Eckersley issued one walk, with two outs in the top of the first to first baseman Tony Solaita.
In the bottom of the first, Duane Kuiper hit a fly ball to center field. Gil Flores attempted a shoestring catch, but narrowly missed the ball. The hit rolled all the way to the outfield wall and Kuiper was aboard with a triple. Right fielder Jim Norris executed a suicide squeeze to bring Kuiper home. This first-inning run is the only support Eck would need.
Mowing through the Angels lineup, Eckersley struck out twelve. The only other Angels baserunner was Bobby Bonds. He struck out to lead off the eighth, but strike three eluded Tribe catcher Ray Fosse. Bonds made it safely to first base, and it was ruled a wild pitch. Bonds was then neutralized on a ground ball double play by Don Baylor.
Tommy Smith, a good friend of our family and an old teammate of my father shared a story with me about his experience of this game:
“We had started the day finishing up in third place in the 2U Cleveland Umpires Tournament. Our last game concluded about 1PM. Four of us, along with three of the wives decided to grab a bite to eat at the local tavern and make plans for the rest of the evening. Our intention was to go see the young phenom Dennis Eckersley pitch on a beautiful evening.

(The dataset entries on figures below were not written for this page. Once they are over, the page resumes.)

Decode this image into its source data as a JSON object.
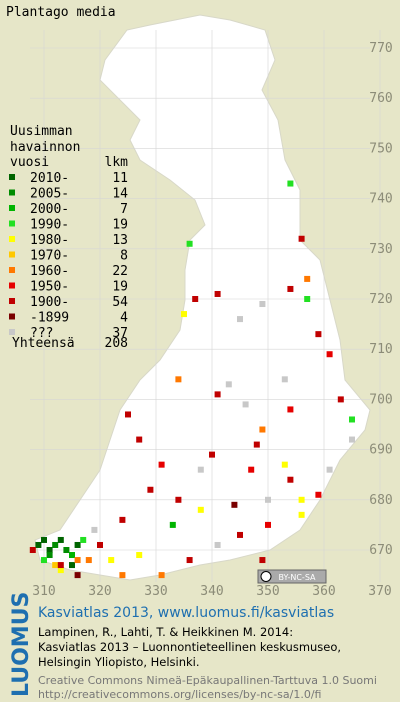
{
  "title": "Plantago media",
  "legend": {
    "heading": [
      "Uusimman",
      "havainnon"
    ],
    "col_year": "vuosi",
    "col_count": "lkm",
    "rows": [
      {
        "label": "2010-",
        "count": 11,
        "color": "#006400"
      },
      {
        "label": "2005-",
        "count": 14,
        "color": "#008c00"
      },
      {
        "label": "2000-",
        "count": 7,
        "color": "#00b400"
      },
      {
        "label": "1990-",
        "count": 19,
        "color": "#22e022"
      },
      {
        "label": "1980-",
        "count": 13,
        "color": "#ffff00"
      },
      {
        "label": "1970-",
        "count": 8,
        "color": "#ffc800"
      },
      {
        "label": "1960-",
        "count": 22,
        "color": "#ff7800"
      },
      {
        "label": "1950-",
        "count": 19,
        "color": "#e60000"
      },
      {
        "label": "1900-",
        "count": 54,
        "color": "#c00000"
      },
      {
        "label": "-1899",
        "count": 4,
        "color": "#7a0000"
      },
      {
        "label": "???",
        "count": 37,
        "color": "#c8c8c8"
      }
    ],
    "total_label": "Yhteensä",
    "total": 208
  },
  "grid": {
    "xticks": [
      310,
      320,
      330,
      340,
      350,
      360,
      370
    ],
    "yticks": [
      670,
      680,
      690,
      700,
      710,
      720,
      730,
      740,
      750,
      760,
      770
    ]
  },
  "points": [
    [
      309,
      671,
      0
    ],
    [
      310,
      672,
      0
    ],
    [
      311,
      670,
      0
    ],
    [
      312,
      671,
      1
    ],
    [
      313,
      672,
      0
    ],
    [
      311,
      669,
      1
    ],
    [
      314,
      670,
      1
    ],
    [
      315,
      669,
      2
    ],
    [
      316,
      671,
      0
    ],
    [
      310,
      668,
      3
    ],
    [
      312,
      667,
      5
    ],
    [
      308,
      670,
      8
    ],
    [
      317,
      672,
      3
    ],
    [
      318,
      668,
      6
    ],
    [
      313,
      666,
      4
    ],
    [
      315,
      667,
      0
    ],
    [
      316,
      665,
      9
    ],
    [
      354,
      743,
      3
    ],
    [
      336,
      731,
      3
    ],
    [
      356,
      732,
      8
    ],
    [
      341,
      721,
      8
    ],
    [
      357,
      720,
      3
    ],
    [
      335,
      717,
      4
    ],
    [
      349,
      719,
      10
    ],
    [
      361,
      709,
      7
    ],
    [
      365,
      696,
      3
    ],
    [
      325,
      697,
      8
    ],
    [
      327,
      692,
      8
    ],
    [
      354,
      698,
      7
    ],
    [
      346,
      699,
      10
    ],
    [
      349,
      694,
      6
    ],
    [
      340,
      689,
      8
    ],
    [
      347,
      686,
      7
    ],
    [
      354,
      684,
      8
    ],
    [
      329,
      682,
      8
    ],
    [
      334,
      680,
      8
    ],
    [
      338,
      678,
      4
    ],
    [
      344,
      679,
      9
    ],
    [
      350,
      675,
      7
    ],
    [
      356,
      677,
      4
    ],
    [
      359,
      681,
      7
    ],
    [
      353,
      687,
      4
    ],
    [
      361,
      686,
      10
    ],
    [
      320,
      671,
      8
    ],
    [
      322,
      668,
      4
    ],
    [
      324,
      665,
      6
    ],
    [
      331,
      665,
      6
    ],
    [
      336,
      668,
      8
    ],
    [
      341,
      671,
      10
    ],
    [
      345,
      673,
      8
    ],
    [
      327,
      669,
      4
    ],
    [
      319,
      674,
      10
    ],
    [
      324,
      676,
      8
    ],
    [
      333,
      675,
      2
    ],
    [
      338,
      686,
      10
    ],
    [
      331,
      687,
      7
    ],
    [
      343,
      703,
      10
    ],
    [
      353,
      704,
      10
    ],
    [
      348,
      691,
      8
    ],
    [
      341,
      701,
      8
    ],
    [
      334,
      704,
      6
    ],
    [
      359,
      713,
      8
    ],
    [
      354,
      722,
      8
    ],
    [
      357,
      724,
      6
    ],
    [
      345,
      716,
      10
    ],
    [
      337,
      720,
      8
    ],
    [
      365,
      692,
      10
    ],
    [
      363,
      700,
      8
    ],
    [
      356,
      680,
      4
    ],
    [
      350,
      680,
      10
    ],
    [
      316,
      668,
      6
    ],
    [
      313,
      667,
      8
    ],
    [
      349,
      668,
      8
    ]
  ],
  "license_badge": "BY-NC-SA",
  "footer": {
    "logo": "LUOMUS",
    "headline": "Kasviatlas 2013, www.luomus.fi/kasviatlas",
    "citation": [
      "Lampinen, R., Lahti, T. & Heikkinen M. 2014:",
      "Kasviatlas 2013 – Luonnontieteellinen keskusmuseo,",
      "Helsingin Yliopisto, Helsinki."
    ],
    "license": [
      "Creative Commons Nimeä-Epäkaupallinen-Tarttuva 1.0 Suomi",
      "http://creativecommons.org/licenses/by-nc-sa/1.0/fi"
    ]
  }
}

This is where our plans hit a snag. One–and only one–of the wives decided she had seen enough baseball and softball in the last three days and was not going to go see another game that evening. So, we asked what she wanted to do.
She wanted us all to go see a movie. We let her have her way and went to see “It’s Alive”, one of the worst movies I believe I have ever seen in my life. We walked out of the theater about 9:15 PM, got in our cars and turned on the game as we headed out to dinner.
It was the top of the 8th inning, and Eckersley had not given up a hit. A no-no, and we were missing it! We got to the restaurant in the top of the 9th and the ladies walked in while the four guys stayed near the car to hear the end of the game.
Leading of the top of the ninth for the Halos was Bobby Grich. He struck out for the second time of the evening and was Eck’s 11th strikeout victim. Next was pinch hitter Willie Aiken, so lifted a short fly ball to left for out number two.
Everyone in the crowd was up on their feet as Gil Flores came to the plate. We turned the car radio up as loud as it would go, and none of us said a word, hoping not to jinx the moment. Strike one was called and Flores was not happy. Ball one came and the crowd was anxious. The third pitch was fouled back and now the count was 1 – 2. You could hear a pin drop in the stadium–and in the parking lot–as the next pitch was delivered.
Swing and a miss! Strike three! And Dennis Eckersley was now a part of baseball history. The four of us looked at each other and couldn’t utter a word. Baseball history in our own back yard and we had missed it in favor of “It’s Alive.” A game that goes down in Indians history…sure would have been nice to have been there.”
Eckersley would go on to strike out over 191 batters in the 1977 season, leading the league with a 3.54 strikeout to walk ratio. He will appear again in this project, later in his career pitching for his hometown Oakland As in Game 71.
Many thanks to Tommy Smith. I have lightly edited his comments to me for clarity.